José Sierra at Gerald Peters Contemporary

The following review appeared in Artforum in March 2020.

In his latest body of work, José Sierra presents thirteen large anthropomorphic vessels that combine sculpture, painting, and ceramic techniques. Their varying surface textures and distilled vocabulary of geometric marks and colors (saturated lemon yellows, pinks, lime greens, and cobalt blues pattern dark gray and black surfaces) evoke the paintings of Surrealists, including Wifredo Lam and Joan Miró. But Sierra extends their language into three dimensions, exploring how an abstract lexicon can negotiate a form. He adds volume to the exteriors of his wheel-thrown creations via concave depressions, holes that punch through planes, strange appendages, and voluptuous curves that sit like fat on a human waist. These idiosyncratic elements resist stable gender associations, reading alternately as phalluses, fingers, and tongues. For example, two glazed yellow dots on Untitled (021) (all works 2019) look like nipples or eyes, depending on where you stand. They pop against a coal-black background, under which fits a bright red concave sphere. A red column sticks out of the sphere’s center, suggesting a phallus, a clitoris, or a tongue in a fishlike mouth. Unlike many works in the show, Untitled (021) is sealed at the top; it refuses access to its interiority.

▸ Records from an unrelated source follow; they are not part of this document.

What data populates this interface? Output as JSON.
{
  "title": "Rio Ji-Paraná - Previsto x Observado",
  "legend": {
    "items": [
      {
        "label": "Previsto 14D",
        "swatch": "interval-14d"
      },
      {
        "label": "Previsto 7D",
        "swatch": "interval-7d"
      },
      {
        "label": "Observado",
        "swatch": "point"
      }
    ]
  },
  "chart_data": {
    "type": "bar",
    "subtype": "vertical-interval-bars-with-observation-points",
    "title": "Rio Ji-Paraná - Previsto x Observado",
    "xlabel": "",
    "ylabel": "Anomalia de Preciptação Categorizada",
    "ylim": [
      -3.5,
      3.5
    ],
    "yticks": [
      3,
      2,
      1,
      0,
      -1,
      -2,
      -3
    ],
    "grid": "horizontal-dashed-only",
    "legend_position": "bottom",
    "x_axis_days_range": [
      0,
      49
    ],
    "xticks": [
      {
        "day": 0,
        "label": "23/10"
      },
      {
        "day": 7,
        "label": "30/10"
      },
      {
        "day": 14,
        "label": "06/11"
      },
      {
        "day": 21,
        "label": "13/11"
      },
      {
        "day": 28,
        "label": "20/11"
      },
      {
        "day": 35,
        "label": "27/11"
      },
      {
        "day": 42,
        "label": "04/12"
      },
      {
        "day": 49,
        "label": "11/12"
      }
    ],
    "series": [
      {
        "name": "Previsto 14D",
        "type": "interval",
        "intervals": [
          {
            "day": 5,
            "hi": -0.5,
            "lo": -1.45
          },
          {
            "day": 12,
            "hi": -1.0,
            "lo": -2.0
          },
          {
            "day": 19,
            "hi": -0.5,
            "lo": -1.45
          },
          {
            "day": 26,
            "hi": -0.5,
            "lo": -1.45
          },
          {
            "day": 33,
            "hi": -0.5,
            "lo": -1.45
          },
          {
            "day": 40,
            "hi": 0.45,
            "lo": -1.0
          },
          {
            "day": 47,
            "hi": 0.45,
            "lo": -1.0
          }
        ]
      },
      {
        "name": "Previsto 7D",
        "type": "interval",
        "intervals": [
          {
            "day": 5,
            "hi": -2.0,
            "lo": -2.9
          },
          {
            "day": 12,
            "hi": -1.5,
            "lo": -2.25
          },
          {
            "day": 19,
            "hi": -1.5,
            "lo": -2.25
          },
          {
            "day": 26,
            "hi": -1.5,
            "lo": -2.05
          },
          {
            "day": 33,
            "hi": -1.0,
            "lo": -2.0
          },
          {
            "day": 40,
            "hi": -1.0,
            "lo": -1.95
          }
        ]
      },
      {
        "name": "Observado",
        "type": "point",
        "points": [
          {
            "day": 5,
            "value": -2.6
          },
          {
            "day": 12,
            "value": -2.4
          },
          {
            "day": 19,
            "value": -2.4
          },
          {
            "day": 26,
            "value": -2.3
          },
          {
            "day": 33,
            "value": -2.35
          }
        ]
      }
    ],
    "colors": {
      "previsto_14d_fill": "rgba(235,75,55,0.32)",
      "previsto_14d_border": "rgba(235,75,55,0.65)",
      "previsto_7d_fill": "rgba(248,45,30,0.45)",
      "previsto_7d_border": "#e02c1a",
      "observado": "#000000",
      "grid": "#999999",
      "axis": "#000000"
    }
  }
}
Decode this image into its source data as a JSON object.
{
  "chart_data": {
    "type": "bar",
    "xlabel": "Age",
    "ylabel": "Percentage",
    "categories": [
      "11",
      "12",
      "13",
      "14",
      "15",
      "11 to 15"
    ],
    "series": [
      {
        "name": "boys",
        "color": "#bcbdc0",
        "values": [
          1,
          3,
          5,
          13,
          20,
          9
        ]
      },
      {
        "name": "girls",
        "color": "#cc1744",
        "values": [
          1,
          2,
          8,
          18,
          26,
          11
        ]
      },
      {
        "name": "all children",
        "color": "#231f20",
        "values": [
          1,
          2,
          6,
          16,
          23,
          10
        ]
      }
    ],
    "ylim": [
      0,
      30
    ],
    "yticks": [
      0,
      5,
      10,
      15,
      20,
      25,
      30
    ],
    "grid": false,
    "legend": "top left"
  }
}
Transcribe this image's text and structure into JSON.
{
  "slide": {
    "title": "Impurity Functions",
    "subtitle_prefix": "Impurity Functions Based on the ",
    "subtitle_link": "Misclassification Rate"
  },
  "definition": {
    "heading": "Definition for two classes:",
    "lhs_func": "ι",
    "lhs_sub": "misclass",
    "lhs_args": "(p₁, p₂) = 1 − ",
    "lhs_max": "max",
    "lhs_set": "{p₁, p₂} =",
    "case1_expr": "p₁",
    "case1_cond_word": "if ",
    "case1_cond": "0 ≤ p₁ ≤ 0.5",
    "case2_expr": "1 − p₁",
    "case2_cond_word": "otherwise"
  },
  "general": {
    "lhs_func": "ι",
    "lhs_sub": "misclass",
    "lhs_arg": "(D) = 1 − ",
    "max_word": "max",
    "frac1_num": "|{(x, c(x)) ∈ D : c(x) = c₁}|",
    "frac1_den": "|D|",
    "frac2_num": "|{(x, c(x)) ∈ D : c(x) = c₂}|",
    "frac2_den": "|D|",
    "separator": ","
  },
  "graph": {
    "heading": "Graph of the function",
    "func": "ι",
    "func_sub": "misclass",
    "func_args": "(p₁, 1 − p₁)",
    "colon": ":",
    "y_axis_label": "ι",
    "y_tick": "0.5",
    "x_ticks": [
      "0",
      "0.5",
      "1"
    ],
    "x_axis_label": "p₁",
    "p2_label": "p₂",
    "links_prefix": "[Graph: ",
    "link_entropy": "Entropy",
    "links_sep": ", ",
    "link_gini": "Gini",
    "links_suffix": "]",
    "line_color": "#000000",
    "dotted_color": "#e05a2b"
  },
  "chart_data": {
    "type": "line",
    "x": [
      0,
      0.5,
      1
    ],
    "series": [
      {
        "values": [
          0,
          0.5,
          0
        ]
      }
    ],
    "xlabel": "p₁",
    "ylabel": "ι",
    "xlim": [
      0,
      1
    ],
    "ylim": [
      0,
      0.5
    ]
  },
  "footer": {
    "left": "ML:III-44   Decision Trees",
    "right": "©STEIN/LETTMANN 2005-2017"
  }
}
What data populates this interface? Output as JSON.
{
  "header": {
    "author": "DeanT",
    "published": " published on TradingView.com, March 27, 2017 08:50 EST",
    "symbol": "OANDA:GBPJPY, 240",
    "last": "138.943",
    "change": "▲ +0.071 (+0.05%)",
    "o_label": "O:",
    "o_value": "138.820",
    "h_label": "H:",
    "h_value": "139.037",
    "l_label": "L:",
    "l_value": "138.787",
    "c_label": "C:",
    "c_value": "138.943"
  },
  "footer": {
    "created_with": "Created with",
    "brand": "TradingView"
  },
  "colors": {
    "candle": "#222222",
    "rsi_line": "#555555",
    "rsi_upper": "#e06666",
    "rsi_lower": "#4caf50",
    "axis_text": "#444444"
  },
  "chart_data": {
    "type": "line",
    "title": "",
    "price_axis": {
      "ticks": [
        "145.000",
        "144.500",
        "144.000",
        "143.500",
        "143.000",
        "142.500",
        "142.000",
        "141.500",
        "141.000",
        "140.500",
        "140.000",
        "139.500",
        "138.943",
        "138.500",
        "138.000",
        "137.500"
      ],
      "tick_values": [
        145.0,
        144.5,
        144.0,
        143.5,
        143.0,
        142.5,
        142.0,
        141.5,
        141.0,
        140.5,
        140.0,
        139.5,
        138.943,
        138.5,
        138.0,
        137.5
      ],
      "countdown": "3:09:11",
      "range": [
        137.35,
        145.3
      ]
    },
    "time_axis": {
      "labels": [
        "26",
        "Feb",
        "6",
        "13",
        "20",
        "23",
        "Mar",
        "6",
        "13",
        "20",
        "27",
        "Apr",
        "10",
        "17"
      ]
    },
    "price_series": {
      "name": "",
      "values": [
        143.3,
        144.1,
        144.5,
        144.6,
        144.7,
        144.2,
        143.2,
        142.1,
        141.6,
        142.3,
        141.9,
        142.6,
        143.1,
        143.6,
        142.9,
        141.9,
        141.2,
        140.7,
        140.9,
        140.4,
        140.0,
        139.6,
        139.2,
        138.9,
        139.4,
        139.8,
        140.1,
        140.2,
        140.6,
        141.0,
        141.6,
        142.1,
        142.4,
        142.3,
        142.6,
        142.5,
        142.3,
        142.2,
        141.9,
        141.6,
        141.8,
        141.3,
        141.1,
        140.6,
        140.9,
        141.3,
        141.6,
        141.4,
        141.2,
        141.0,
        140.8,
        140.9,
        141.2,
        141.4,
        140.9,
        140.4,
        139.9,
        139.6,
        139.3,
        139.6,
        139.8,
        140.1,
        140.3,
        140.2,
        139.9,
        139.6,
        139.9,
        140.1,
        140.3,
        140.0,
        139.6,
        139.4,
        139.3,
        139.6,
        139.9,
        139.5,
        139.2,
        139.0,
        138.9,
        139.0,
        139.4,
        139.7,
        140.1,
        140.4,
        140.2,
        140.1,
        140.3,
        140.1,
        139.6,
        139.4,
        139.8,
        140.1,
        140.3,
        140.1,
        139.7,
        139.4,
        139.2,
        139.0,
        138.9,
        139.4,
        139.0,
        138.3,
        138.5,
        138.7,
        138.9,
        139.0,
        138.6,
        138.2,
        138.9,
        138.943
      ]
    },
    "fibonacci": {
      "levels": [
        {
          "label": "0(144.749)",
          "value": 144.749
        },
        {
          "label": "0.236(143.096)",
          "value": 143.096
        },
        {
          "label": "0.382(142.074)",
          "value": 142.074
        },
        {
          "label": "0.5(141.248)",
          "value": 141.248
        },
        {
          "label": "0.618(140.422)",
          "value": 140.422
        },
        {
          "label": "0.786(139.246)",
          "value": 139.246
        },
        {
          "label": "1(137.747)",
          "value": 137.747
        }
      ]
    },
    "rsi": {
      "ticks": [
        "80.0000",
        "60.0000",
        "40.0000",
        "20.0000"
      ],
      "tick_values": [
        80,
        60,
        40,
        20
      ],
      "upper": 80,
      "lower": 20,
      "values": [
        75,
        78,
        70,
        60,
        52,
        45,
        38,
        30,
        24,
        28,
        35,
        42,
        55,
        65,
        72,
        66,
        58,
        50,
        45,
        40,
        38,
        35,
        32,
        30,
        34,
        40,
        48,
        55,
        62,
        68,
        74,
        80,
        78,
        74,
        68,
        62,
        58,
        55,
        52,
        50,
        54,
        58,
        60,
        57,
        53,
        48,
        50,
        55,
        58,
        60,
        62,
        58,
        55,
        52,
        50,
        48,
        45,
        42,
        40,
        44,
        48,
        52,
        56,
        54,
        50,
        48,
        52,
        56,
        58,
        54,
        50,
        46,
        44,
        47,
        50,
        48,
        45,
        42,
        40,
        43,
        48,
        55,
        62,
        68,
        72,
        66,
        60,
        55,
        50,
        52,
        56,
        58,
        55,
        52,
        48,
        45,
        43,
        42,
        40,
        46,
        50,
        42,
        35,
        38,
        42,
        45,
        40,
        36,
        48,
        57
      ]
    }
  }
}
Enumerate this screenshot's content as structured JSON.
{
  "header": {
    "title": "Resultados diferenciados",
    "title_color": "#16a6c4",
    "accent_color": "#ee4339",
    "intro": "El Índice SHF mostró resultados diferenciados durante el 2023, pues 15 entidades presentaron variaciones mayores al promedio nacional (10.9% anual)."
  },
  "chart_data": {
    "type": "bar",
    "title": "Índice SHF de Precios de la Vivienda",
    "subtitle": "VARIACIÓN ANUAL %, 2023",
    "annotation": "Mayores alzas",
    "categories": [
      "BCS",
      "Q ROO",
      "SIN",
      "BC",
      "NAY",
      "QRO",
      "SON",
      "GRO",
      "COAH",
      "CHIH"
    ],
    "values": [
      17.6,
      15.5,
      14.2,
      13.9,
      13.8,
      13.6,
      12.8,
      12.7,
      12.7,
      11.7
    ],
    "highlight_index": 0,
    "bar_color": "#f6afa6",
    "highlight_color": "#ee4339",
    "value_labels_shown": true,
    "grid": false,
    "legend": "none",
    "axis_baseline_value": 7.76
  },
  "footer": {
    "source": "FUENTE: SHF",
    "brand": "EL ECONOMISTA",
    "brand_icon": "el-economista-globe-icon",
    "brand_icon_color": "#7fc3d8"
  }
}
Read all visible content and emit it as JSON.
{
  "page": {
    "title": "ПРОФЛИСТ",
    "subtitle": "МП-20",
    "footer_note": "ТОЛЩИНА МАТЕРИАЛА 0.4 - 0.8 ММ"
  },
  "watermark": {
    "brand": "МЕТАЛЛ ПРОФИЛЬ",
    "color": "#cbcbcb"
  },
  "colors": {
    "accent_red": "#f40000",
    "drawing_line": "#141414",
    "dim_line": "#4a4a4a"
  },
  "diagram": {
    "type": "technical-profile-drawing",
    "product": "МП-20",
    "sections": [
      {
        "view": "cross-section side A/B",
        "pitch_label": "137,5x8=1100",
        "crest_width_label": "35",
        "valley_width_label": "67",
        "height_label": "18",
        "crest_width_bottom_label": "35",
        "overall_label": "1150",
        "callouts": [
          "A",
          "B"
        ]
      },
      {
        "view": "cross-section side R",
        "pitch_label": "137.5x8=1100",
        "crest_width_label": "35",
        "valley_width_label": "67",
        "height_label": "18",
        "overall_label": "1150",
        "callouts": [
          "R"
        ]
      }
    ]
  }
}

The success of these objects derives partly from their ability to inspire the viewer’s bodily empathy, even as the works remain delightfully alien, abstract, inaccessible, and vulgar. In Untitled (019), the hard skin of the pot seems as if it has been pulled back in places to reveal fluffy-looking coils reminiscent of intestines or insulation. When they are visible, the insides of the vessels are glazed, some in a dark pond green, and their bulbous folds and indentations show the inverse of their facades. It is fitting that those spaces, like the untitled titles, are empty, insisting on their sufficiency independent of possessions or identifications.